As mentioned in the section entitled ‘Pattern’, the film is made up of vignettes depicting a fairly ‘typical’ life experienced by students in Melbourne. In a way that defies the apparent non-linearity or even non-confluential intention of the work, there is a highly curated feel to the short films contained in the piece. Rather than attempting to show a ‘truly random’ and unbiased cross-section of life, the various different films have been selected to paint a somewhat flattering, even glamorous picture of the students involved. The inclusion of things like playing electric guitars, sitting at well-stocked tables, playing Australian Rules football and working in elegant cafes, all give hints of the ‘narrative arc’ to which the participants feel part.

 

‘Synecdoche’, does not show events like riding an escalator – absorbed into the indifferent mass of humanity, sitting in traffic, eating at a food court, being late for work, or practising an instrument badly. Instead, we see individual entities – beings forged of experience – showing us how they would like to be viewed. Through the attempt at suspending narrative form, the events become static, fully formed and without beginning or end. They exist in dead time, they are a pastiche, an advertisement for a life that becomes all the more fictional via the inevitably failed attempt at depicting ‘realism’. In other words, despite trying to escape linearity, the personal narratives of the creators are there for all to see. By selection, their taxonomy of life takes on a political and therefore inescapably narrative dimension. To rephrase Bogost, their attempt at “the jarring staccato of real being”, resembles far more “the flowing legato of a literary account” – (Bogost, Ian. 2012, p40) even despite the aleatoric intention of ‘Synecdoche’.

 

Conclusion

 

In the case of ‘Synecdoche’, pattern and content conspire to form a meta-narrative that subverts the self-conscious attempt authorial invisibility. This is something almost impossible to avoid when the beings featured are also the creators.
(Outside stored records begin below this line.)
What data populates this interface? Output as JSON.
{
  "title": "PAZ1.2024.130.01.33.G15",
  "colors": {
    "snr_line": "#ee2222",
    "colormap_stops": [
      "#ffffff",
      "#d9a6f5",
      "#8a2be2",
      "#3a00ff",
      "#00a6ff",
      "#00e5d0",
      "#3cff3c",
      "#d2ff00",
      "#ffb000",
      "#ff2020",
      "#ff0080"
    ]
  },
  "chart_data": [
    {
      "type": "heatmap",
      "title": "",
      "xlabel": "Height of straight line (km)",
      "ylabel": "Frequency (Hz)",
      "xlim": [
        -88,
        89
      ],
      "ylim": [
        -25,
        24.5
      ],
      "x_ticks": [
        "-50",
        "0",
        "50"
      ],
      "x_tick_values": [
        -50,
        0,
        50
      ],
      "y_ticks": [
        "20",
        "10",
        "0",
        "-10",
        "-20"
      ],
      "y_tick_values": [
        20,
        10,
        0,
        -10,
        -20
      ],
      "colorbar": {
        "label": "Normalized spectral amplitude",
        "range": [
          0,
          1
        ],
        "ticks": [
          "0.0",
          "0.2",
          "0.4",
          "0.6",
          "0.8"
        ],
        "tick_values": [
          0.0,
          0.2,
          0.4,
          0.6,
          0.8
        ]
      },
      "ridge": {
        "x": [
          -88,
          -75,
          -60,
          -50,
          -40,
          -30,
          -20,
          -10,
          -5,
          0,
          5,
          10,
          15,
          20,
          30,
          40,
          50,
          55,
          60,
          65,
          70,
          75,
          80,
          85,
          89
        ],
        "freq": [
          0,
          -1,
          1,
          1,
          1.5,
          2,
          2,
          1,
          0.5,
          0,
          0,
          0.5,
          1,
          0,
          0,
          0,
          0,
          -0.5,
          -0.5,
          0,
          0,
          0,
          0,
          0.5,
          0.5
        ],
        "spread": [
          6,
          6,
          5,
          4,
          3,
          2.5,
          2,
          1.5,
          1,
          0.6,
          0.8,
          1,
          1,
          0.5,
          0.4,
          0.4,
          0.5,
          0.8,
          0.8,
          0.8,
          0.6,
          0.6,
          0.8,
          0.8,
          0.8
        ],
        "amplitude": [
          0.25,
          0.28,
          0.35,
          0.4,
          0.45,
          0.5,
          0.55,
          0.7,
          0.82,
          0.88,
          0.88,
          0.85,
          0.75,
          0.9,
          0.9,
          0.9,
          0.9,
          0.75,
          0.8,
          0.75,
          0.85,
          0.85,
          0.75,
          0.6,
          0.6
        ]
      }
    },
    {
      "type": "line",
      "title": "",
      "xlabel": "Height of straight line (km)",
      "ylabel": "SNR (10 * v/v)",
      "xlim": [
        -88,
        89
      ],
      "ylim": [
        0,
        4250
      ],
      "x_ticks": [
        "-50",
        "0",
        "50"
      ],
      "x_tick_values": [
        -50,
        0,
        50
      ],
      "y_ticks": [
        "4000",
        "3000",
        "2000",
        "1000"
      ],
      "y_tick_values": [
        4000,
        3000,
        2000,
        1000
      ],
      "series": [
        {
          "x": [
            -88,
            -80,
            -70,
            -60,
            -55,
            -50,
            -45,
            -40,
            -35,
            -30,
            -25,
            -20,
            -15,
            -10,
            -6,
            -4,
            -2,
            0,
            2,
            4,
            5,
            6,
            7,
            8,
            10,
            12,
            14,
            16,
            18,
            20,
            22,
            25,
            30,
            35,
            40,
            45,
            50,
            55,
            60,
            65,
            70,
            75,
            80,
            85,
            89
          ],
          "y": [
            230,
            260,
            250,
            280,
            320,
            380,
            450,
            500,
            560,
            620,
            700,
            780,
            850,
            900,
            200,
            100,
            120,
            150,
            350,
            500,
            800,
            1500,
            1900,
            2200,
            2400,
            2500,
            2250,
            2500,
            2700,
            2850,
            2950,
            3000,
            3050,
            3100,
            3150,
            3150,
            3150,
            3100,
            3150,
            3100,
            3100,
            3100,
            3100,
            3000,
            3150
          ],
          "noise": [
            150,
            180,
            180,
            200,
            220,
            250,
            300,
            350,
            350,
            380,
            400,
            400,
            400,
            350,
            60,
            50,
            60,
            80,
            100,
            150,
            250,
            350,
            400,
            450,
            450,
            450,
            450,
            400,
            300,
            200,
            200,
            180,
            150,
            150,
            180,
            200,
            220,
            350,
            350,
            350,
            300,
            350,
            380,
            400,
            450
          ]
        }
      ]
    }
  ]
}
To be clear, this is not a matter of fault or blame. There is barely a person alive who would risk a truly randomised witnessing of their own existence – who knows what people might see, but perhaps more pertinently, would randomness ‘look any good’? Filming people who are not ones’ self, or filming inanimate objects would allow for far greater disruption (although I would argue, never complete) of the authorial presence. In this particular case, it is impossible for the participant to see the assembled collage without getting a very palpable sense of the creators’ personal narrative.

 

788 Words

 

References:

 

[Extract] Bogost, Ian. (2012) Alien Phenomenology, or What It’s Like to Be a Thing. Minneapolis: University Press of Minnesota. Print.

 

Ernst, Wolfgang ;Méchoulan, Éric (Editor) ; Cisneros, James (Guesteditor) ; Garneau, Michèle. (2003) Telling versus Counting? A Media-Archaelogical Point of View. Intermédialités, pp.31-44

 

Ryan, Marie-Laure. (2006) Avatars of Story. Minneapolis: University of Minnesota Press.